The second reason is the occupation. People working in healthcare, animal care and handling, restaurants, food handling/processing, sanitation/waste disposal, laboratories or other sectors that require frequent hand washing results in drier skin. (Related: shoe guide for nurses)

Besides using hand creams and lotions, using a humidifier during the winter months will also help.

And hand creams do work – this paper from NIH is an interesting read.

Understanding how hand creams work

For a moisturizer to be effective, it needs to attract moisture to the skin, retain the said moisture, and also make the skin feel smooth.

Humectants are ingredients that draw water from the lower skin layers to the surface. That is why any half-decent hand moisturizer will contain Glycerin – an organic material that is extracted from plant or animal sources. Glycerin is a humectant, meaning that it attracts moisture. For example, all the hand creams featured in this guide have Glycerin or Glycerol.

Occlusives are oily substances that retain moisture by preventing it from evaporating. The natural oils over our skin are also occlusives. Cosmetics use various natural and/or synthetic oils to achieve the same result.

The Vaseline lotion, for example, uses Petroleum Jelly (Petrolatum).

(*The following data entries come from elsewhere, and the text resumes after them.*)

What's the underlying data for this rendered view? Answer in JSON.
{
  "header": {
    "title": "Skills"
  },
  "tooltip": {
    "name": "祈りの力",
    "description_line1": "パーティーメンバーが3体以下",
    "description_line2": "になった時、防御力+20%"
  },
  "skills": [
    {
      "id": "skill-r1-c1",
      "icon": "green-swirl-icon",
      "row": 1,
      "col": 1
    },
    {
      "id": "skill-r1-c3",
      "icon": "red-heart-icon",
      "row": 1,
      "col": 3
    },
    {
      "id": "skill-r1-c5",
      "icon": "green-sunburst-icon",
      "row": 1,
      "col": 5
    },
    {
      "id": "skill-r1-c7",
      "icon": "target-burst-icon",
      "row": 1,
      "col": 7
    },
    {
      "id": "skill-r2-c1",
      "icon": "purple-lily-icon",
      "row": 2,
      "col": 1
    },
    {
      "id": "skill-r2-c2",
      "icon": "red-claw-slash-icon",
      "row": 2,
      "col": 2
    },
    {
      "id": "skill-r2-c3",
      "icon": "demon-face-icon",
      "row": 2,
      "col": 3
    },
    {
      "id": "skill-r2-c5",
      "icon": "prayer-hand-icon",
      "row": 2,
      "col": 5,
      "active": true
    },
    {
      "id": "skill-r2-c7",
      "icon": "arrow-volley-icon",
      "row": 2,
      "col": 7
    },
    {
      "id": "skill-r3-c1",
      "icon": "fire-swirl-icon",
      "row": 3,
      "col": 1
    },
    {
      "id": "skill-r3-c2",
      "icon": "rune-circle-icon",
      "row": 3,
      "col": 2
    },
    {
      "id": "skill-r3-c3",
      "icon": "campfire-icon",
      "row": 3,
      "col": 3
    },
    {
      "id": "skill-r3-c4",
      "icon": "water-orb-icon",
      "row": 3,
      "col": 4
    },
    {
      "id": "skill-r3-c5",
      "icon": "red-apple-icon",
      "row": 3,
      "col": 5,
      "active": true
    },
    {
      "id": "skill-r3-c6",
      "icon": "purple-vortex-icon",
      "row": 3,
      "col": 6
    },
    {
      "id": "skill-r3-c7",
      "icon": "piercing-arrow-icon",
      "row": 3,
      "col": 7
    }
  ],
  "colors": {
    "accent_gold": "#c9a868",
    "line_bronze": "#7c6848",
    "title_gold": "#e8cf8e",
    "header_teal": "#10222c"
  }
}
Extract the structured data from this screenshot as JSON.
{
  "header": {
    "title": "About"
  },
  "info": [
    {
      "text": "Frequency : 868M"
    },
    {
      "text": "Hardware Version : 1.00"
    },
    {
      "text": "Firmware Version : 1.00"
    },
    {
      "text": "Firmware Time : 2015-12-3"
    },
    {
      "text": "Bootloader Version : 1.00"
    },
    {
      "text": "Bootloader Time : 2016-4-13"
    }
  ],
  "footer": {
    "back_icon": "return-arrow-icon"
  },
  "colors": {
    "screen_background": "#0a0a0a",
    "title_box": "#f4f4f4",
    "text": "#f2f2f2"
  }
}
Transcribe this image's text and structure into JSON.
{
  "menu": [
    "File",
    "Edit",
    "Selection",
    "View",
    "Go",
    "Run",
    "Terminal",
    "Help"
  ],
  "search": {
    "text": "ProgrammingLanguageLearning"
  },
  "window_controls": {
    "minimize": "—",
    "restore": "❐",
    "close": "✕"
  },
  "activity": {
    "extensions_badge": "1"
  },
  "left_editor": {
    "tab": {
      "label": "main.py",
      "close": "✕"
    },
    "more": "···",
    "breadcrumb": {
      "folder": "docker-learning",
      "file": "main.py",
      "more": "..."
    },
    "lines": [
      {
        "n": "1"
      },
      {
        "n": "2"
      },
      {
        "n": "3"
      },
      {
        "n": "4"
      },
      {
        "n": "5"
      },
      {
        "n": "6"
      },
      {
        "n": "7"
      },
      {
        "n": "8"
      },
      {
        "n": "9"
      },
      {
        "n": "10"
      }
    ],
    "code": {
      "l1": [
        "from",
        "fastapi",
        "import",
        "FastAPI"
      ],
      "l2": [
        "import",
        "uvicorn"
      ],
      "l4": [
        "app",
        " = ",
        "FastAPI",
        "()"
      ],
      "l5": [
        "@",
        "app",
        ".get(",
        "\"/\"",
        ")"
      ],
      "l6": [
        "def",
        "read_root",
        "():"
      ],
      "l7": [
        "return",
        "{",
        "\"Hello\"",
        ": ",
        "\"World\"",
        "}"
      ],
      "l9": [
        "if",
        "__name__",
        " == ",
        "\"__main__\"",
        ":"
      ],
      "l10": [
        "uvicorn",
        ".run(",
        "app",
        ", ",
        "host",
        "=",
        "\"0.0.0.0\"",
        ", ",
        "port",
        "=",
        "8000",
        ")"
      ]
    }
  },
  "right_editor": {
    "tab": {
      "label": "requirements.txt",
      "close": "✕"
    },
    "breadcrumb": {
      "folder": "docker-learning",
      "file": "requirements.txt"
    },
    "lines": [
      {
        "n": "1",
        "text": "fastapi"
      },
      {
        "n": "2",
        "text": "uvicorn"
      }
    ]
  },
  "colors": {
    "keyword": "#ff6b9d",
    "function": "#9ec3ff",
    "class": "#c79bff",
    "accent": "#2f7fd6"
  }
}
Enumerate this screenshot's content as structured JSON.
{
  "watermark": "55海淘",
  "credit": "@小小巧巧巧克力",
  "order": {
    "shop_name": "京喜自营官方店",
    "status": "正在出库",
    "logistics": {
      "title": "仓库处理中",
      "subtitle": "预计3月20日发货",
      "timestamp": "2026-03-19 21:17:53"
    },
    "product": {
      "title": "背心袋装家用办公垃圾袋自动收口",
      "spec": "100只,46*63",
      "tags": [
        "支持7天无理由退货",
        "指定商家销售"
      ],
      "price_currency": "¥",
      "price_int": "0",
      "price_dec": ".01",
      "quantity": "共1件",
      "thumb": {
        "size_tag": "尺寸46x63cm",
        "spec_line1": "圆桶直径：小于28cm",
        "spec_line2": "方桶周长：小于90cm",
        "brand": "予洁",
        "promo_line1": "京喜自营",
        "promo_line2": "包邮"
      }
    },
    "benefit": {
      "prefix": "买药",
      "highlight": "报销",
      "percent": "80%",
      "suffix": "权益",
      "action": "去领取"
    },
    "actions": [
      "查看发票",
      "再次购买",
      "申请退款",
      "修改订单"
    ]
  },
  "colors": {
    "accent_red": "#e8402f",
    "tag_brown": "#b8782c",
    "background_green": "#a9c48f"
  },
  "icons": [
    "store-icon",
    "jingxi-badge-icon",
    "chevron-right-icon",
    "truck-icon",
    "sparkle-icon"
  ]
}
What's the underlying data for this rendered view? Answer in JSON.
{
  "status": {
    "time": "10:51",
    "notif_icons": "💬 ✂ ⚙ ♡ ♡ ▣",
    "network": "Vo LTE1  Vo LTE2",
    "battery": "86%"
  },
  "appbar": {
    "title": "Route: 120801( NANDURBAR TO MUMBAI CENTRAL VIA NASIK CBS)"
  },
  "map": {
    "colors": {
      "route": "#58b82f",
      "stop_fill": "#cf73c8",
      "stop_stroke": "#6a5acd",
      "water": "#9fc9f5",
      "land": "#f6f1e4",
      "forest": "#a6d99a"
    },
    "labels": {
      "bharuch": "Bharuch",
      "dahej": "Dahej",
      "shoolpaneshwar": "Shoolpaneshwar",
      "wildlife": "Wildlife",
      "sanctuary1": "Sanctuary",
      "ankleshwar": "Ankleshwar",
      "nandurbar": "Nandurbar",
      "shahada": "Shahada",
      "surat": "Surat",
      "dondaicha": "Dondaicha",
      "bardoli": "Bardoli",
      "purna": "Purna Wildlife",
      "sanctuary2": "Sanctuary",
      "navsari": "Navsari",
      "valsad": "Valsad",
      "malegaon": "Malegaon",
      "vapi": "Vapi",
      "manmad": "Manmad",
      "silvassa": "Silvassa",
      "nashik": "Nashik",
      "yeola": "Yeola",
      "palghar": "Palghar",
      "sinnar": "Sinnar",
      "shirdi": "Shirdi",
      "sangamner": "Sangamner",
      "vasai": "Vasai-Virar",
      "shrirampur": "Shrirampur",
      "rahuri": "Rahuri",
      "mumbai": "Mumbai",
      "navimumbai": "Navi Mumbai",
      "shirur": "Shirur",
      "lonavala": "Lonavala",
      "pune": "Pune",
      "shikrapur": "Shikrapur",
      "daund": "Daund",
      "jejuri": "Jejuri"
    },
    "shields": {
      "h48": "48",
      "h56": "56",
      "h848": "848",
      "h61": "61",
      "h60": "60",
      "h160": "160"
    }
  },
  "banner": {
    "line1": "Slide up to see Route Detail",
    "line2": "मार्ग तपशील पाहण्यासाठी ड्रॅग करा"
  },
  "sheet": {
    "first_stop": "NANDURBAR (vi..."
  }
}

The O’Keeffe cream uses Paraffin – another Petroleum derivative.

The Kiehls, Neutrogena, and Aveda creams do not use Petroleum Jelly or Wax. Instead, they depend on compounds such as Cetyl Alchohol and the others to deliver a similar effect. The Kiehls Salve uses Shea Butter as one of the occlusive agents.

Finally, emollients make the skin feel smooth. This serves more of a sensory purpose than anything else. The Aveda and Kiehl’s cream has Dimethicone and Capric Triglyceride, among other compounds.

All the creams are water-based; the latter acts as a solvent for all various ingredients.

On a related note, the Environment Working Group’s website is a great place to find out about cosmetics and what goes inside.

Aveda and Kiehl’s do contain a lot of botanical extracts – perhaps that’s one of the reasons why they are expensive. Reading Aveda’s ingredient label throws up names such as Aloe leaf juice, Coneflower extract, meadowfoam seed oil, sunflower oil, and Licorice root extract.

Kiehl’s hand salve mentions the use of Avocado, Eucalyptus, and Sesame oil – together with ‘a natural wax derived from Olive Oil.’ Shea butter too.